China Calls Out the US for Reverting to a "Planned Economy"

You knew the day would come, Fellow Reckoner …but did you think you’d see it so soon?

“China tees up G20 showdown with US” reads a headline in The Financial Times.

Apparently the Chinese aren’t too thrilled over Chairman Bernanke’s plan to destroy the value of the US currency. And why would they be? Next to retiring Americans – who remain, for the most part, vaguely hopeful they’ll see some of their Social Security confiscations paid back in kind – China is the largest holder of dollar-denominated debt in the world.

“Many countries are worried about the impact of the policy on their economies,” commented the Middle Kingdom’s Vice Foreign Minister Cui Tiankai on Friday, before going on to say that the US “owes us some explanation on their decision on quantitative easing.”

Mr. Tiankai, who will be one of China’s lead negotiators at next week’s G20 meeting, also remarked that the US plan for limiting nations’ current account surpluses and deficits to 4% of gross domestic product harked back “to the days of planned economies.”

Ha! Did you read that? The Chinese are accusing the Americans of economic devolution, of reverting to “planned economies.” And it’s not as if the Chinese don’t know what a planned economy looks like, having, along with her Ruskie comrades to the north, suffered the disastrous experiment for the better part of last century. By some estimates, Mao’s reds starved, killed, purged or otherwise “lost” 70 million citizens during such unmitigated disasters as the Great Leap Forward and the Cultural Revolution.
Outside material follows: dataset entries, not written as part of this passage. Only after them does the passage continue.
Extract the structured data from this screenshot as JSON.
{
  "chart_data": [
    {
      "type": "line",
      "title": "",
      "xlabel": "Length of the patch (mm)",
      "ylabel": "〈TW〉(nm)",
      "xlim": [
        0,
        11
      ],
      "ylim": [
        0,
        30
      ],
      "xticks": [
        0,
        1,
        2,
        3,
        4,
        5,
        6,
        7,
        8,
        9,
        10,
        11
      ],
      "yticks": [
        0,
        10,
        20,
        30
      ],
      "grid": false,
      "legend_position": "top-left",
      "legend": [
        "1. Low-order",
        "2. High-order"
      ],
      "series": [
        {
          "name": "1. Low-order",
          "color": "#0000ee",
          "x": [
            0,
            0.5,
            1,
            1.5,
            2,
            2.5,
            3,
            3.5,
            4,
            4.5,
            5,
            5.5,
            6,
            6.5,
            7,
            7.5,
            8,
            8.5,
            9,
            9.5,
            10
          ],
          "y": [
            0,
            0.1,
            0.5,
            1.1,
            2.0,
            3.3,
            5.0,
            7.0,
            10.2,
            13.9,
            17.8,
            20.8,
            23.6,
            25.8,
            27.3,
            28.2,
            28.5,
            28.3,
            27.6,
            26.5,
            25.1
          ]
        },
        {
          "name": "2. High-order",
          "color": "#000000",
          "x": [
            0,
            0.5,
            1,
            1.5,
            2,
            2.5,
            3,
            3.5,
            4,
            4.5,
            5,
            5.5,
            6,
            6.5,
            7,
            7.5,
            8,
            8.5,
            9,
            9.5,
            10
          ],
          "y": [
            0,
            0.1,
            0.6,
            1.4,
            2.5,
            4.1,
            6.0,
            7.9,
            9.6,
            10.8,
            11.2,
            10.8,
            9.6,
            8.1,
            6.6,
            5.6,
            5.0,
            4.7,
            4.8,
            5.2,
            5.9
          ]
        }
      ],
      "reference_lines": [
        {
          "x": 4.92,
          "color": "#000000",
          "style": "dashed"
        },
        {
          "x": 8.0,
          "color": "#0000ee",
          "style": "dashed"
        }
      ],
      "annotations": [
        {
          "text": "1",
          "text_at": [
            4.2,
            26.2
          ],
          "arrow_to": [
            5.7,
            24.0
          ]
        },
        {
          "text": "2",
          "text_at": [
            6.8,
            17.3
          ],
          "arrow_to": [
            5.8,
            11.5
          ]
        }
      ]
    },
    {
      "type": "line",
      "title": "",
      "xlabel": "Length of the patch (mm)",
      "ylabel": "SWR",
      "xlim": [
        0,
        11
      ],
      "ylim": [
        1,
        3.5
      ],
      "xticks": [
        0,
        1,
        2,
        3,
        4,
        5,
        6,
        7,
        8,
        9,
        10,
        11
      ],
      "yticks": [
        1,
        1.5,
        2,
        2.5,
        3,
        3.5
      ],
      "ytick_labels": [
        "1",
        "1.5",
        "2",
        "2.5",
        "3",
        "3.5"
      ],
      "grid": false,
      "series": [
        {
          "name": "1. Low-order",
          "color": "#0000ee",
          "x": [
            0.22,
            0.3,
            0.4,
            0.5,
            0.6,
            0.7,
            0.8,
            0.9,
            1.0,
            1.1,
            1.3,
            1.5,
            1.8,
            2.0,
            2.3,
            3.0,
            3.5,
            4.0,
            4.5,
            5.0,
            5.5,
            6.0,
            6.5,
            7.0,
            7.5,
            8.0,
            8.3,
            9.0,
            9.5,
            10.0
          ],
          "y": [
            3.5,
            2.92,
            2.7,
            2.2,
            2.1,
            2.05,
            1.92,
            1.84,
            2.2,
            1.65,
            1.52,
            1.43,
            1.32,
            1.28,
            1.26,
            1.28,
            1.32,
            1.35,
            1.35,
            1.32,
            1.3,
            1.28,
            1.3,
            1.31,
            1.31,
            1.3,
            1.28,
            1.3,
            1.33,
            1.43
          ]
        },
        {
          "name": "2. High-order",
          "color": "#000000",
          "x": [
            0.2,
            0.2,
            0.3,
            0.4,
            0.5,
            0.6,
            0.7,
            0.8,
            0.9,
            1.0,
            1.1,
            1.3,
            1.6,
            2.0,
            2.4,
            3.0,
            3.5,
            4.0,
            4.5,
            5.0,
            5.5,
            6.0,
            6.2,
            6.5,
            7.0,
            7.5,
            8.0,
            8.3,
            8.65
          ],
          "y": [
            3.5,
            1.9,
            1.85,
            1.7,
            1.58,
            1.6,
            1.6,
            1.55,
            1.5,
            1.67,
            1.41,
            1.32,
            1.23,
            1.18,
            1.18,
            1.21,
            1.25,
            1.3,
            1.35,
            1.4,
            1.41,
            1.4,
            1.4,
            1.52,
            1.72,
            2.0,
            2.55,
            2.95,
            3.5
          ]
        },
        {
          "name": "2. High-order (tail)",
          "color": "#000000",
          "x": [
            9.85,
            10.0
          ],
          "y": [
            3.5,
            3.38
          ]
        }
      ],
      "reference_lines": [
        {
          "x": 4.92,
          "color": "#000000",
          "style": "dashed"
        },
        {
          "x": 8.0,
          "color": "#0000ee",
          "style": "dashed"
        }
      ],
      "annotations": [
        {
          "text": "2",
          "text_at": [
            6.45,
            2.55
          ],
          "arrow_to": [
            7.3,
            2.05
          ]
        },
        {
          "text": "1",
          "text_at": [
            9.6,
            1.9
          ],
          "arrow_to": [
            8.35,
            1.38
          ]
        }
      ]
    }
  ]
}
And still his all-seeing portrait festoons the gates of Tiananmen Square.

The truth, of course, is that all world economies suffer, to some extent, under the blunt hand and dead weight of their own central planners…including “Chi-merica.” A pot here, a kettle there, in other words. Once upon a time, Americans would look with disdain at those “pinkos” overseas. Their ludicrous economic policies and matching grey jumpsuits were the fodder of spy movies and Get Smart episodes. Once, Americans laughed at them. Now, if she is honest with herself, the best she can muster is a half-hearted, “It takes one to know one.”

Behind the bread and circuses in the political arena, the markets are on the march…the march away from dollars and toward “tangible” assets – things like precious and non-precious metals, energy and agricultural products. Gold looks poised to crack $1,400 per ounce any day now. Meanwhile, silver is tickling $27 and, last Friday, copper rallied to a 27-month high. Some analysts are calling for $12,000 per tonne, based on strong demand from emerging markets and, no doubt, further dollar devaluation. And, as if they needed another reason to rally, China is betting on “stuff” over “paper.”

Reports Barron’s: “This year, for the first time ever, China has been investing more overseas in assets like iron, oil and copper than it puts into US government bonds.

“China in this year’s first half spent $31 billion on hard assets,” the journal continues, “compared with $23 billion on Treasuries and other US government bonds. Experts say China’s investments in each of these asset classes will total about $55 billion for the full year. But even a tie marks a major turnaround from China’s previous practices. For many years, the mainland spent next to nothing on hard assets abroad, while its purchases of US government debt ranged as high as $100 billion a year.”